A group of mid-Missourians believe Shakir Hamoodi
, who sent money home to feed his family in Iraq in violation of US sanctions, shouldn't be harshly punished over a law designed to hammer terrorists. They've organized a potluck Wednesday, August 22
to help his family as Mr. Hamoodi serves a 3-year prison sentence -- more time than some of the most violent offenders in the country get!
Many people see the sentence -- which State Rep. Chris Kelly's
wife, Federal Judge Nanette Laughrey
handed down -- as a variation on the old "if a man steals a chicken to feed his family, is it a crime?" dilemma.
Nothing against Judge Laughrey. Federal sentencing guidelines tie her hands. But gosh darn it, you'd think a Judge appointed by Mr. "I feel your pain" Bill Clinton and married to a politician (and former judge) who has built part of his career on helping the little guy and gal would at least have the discretion of compassion in her hands.
"We can't have political considerations entering the courtroom," some might say. Get real, I say. From Bush-Gore 2000 to Obamacare 2012, political considerations are alive and well at the Bar of Justice, and no one can tell me that throwing the book at Mr. Hamoodi didn't have some politics behind it.
Which makes the voice of the people all the more important. There are certainly folks who believe Mr. Hamoodi should head up the river. But in our democracy, you have to get organized, get word out, raise heck, and stand in solidarity. Under that system, Hamoodi's supporters rule the day.

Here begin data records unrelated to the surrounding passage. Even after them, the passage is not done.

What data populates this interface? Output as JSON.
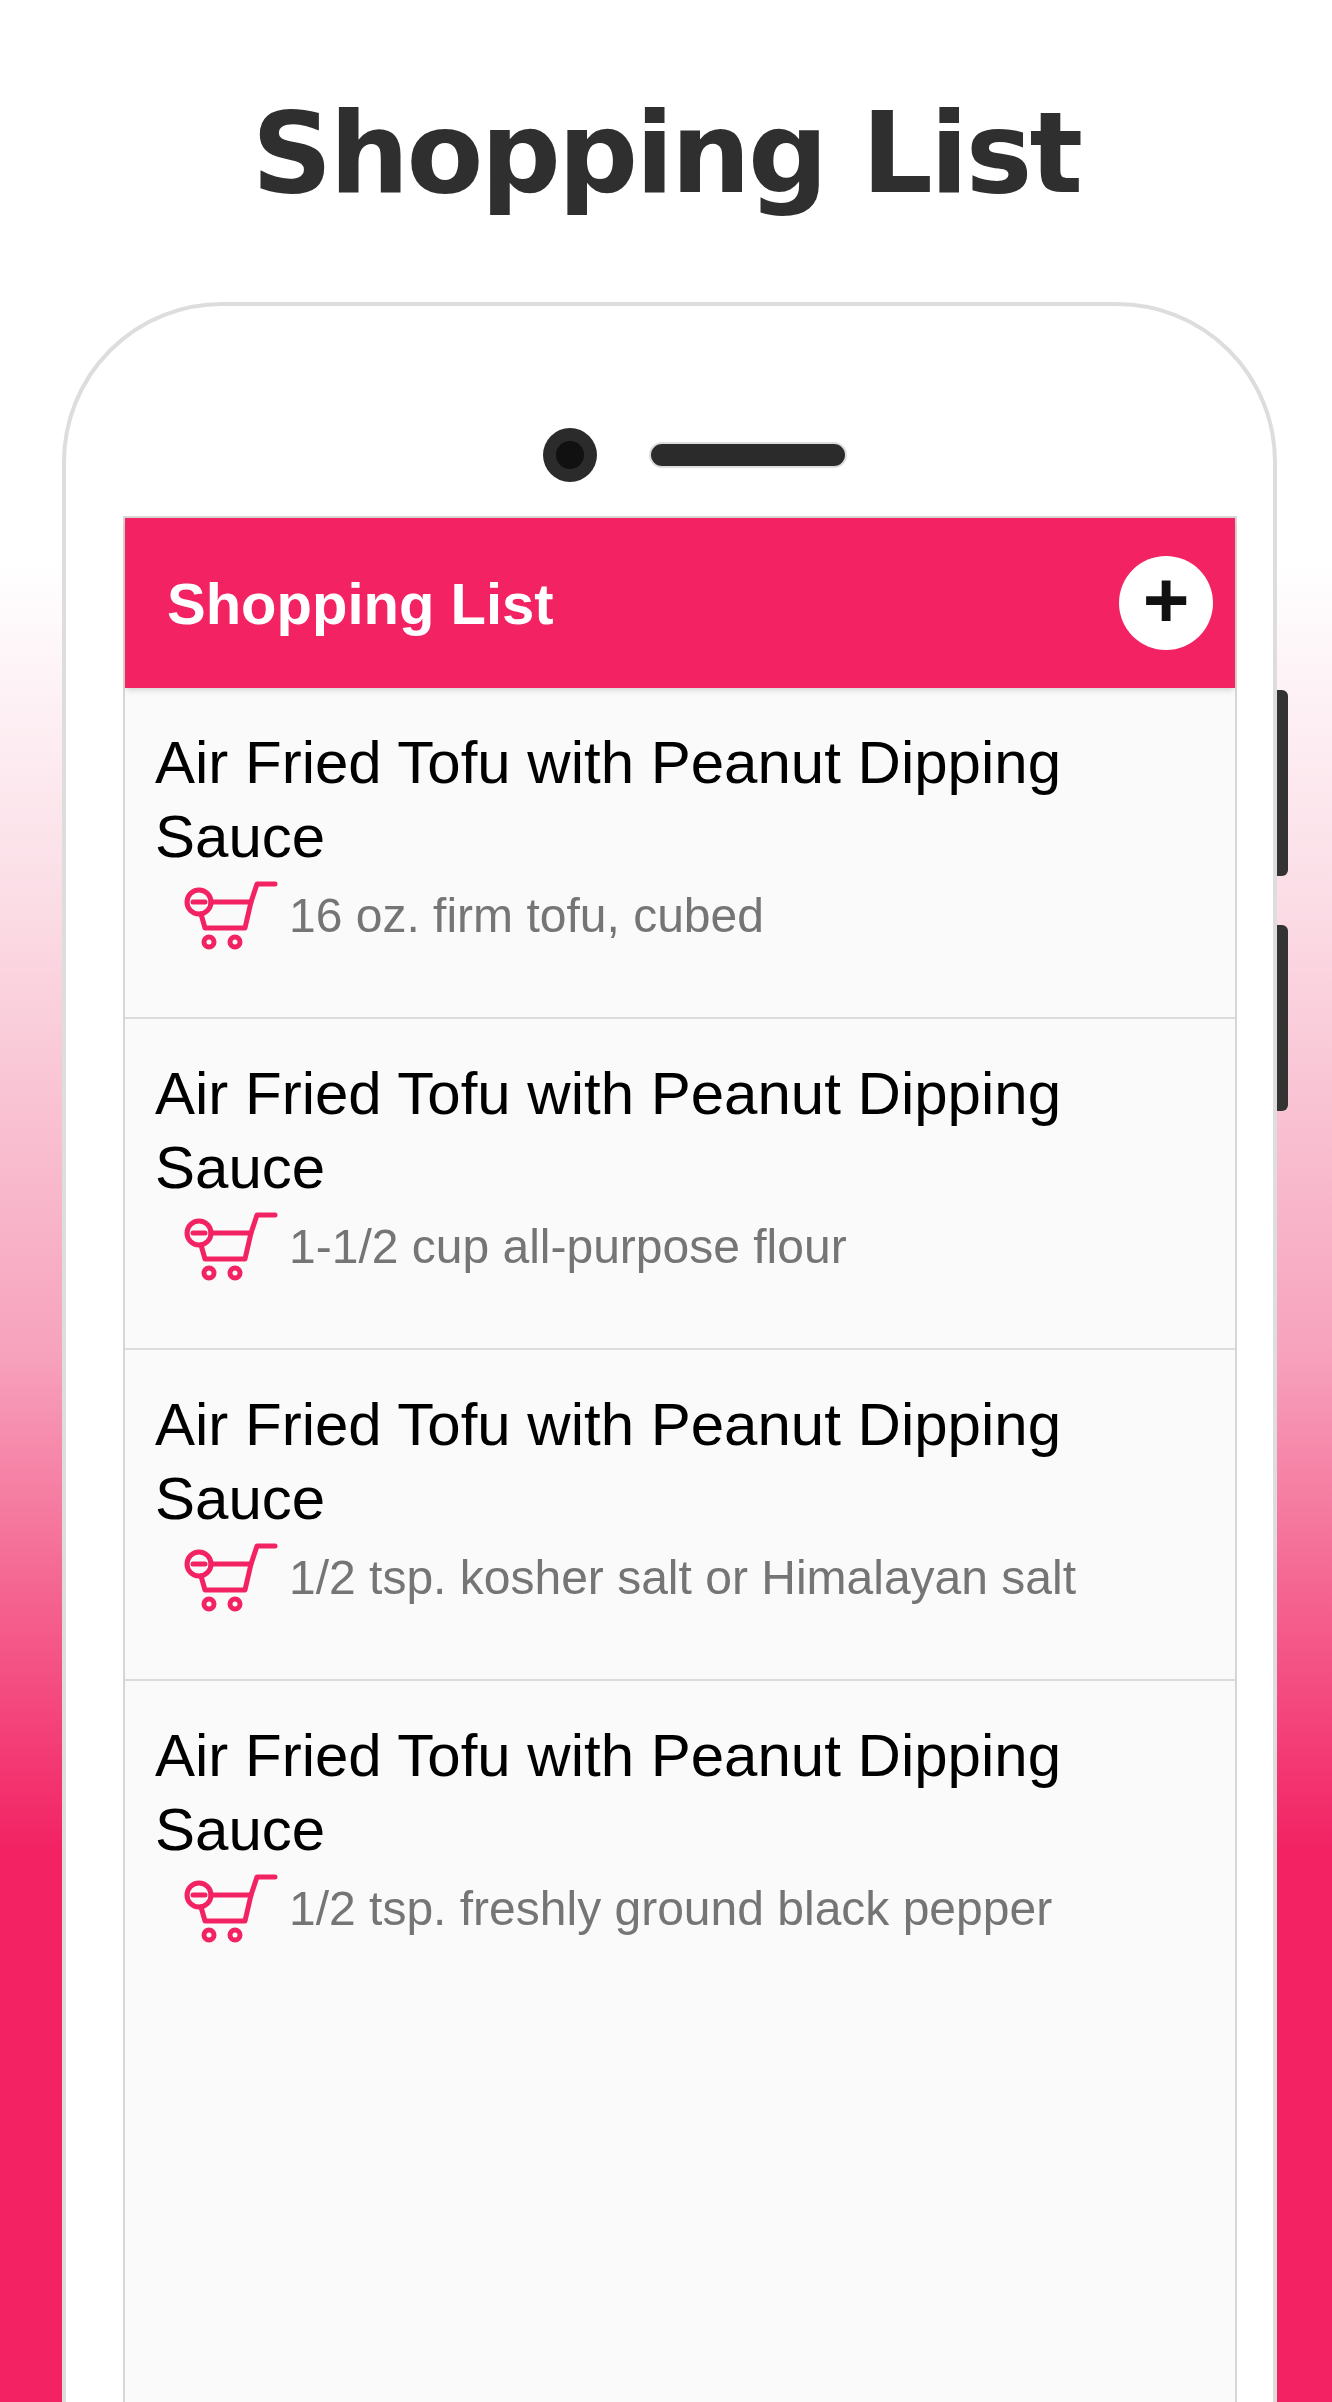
{
  "headline": "Shopping List",
  "app_bar": {
    "title": "Shopping List",
    "action": "+"
  },
  "items": [
    {
      "recipe": "Air Fried Tofu with Peanut Dipping Sauce",
      "ingredient": "16 oz. firm tofu, cubed"
    },
    {
      "recipe": "Air Fried Tofu with Peanut Dipping Sauce",
      "ingredient": "1-1/2 cup all-purpose flour"
    },
    {
      "recipe": "Air Fried Tofu with Peanut Dipping Sauce",
      "ingredient": "1/2 tsp. kosher salt or Himalayan salt"
    },
    {
      "recipe": "Air Fried Tofu with Peanut Dipping Sauce",
      "ingredient": "1/2 tsp. freshly ground black pepper"
    }
  ]
}
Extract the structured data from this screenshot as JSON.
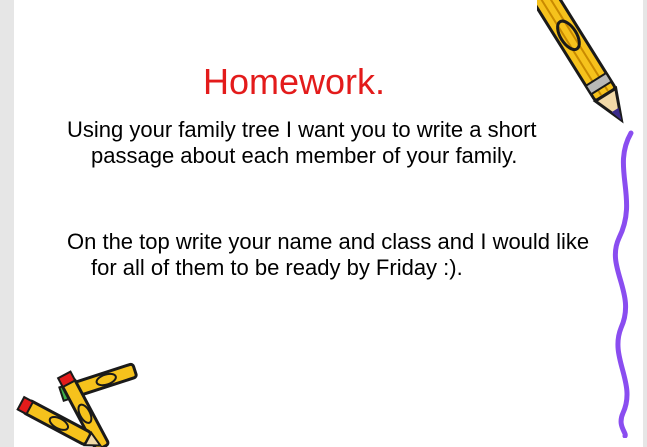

For my part, I don’t like the big foot of big government stomping around, and right now it's stomping all over the globe wearing $16 trillion designer heels worn by heels with designs.
What's cool is how this community is rising up in Hamoodi's defense, modeling a notion Garrison Keillor
articulated about the magic of small town America. Years ago on NPR, I heard Keillor say something to the effect that the best thing about living in a small town was how people needed you, and how you needed them, more so than you might experience in a larger, more impersonal place.
It's not an exact quote, but I've always remembered how Keillor let the idea slide from his lips in his memorably mellifluent voice. Smaller populations rely on more personalized values, and it doesn't get more personal than a man breaking the law to feed his family.
Minnesota's Lake Wobegon -- Keillor's fictional hometown -- is a play on words, an ironic nod to the good and bad of small town life. For Shakir Hamoodi, "Woes Be Gone" seems to be the message Columbia is sending. We'll help take care of things when you're away, folks are saying.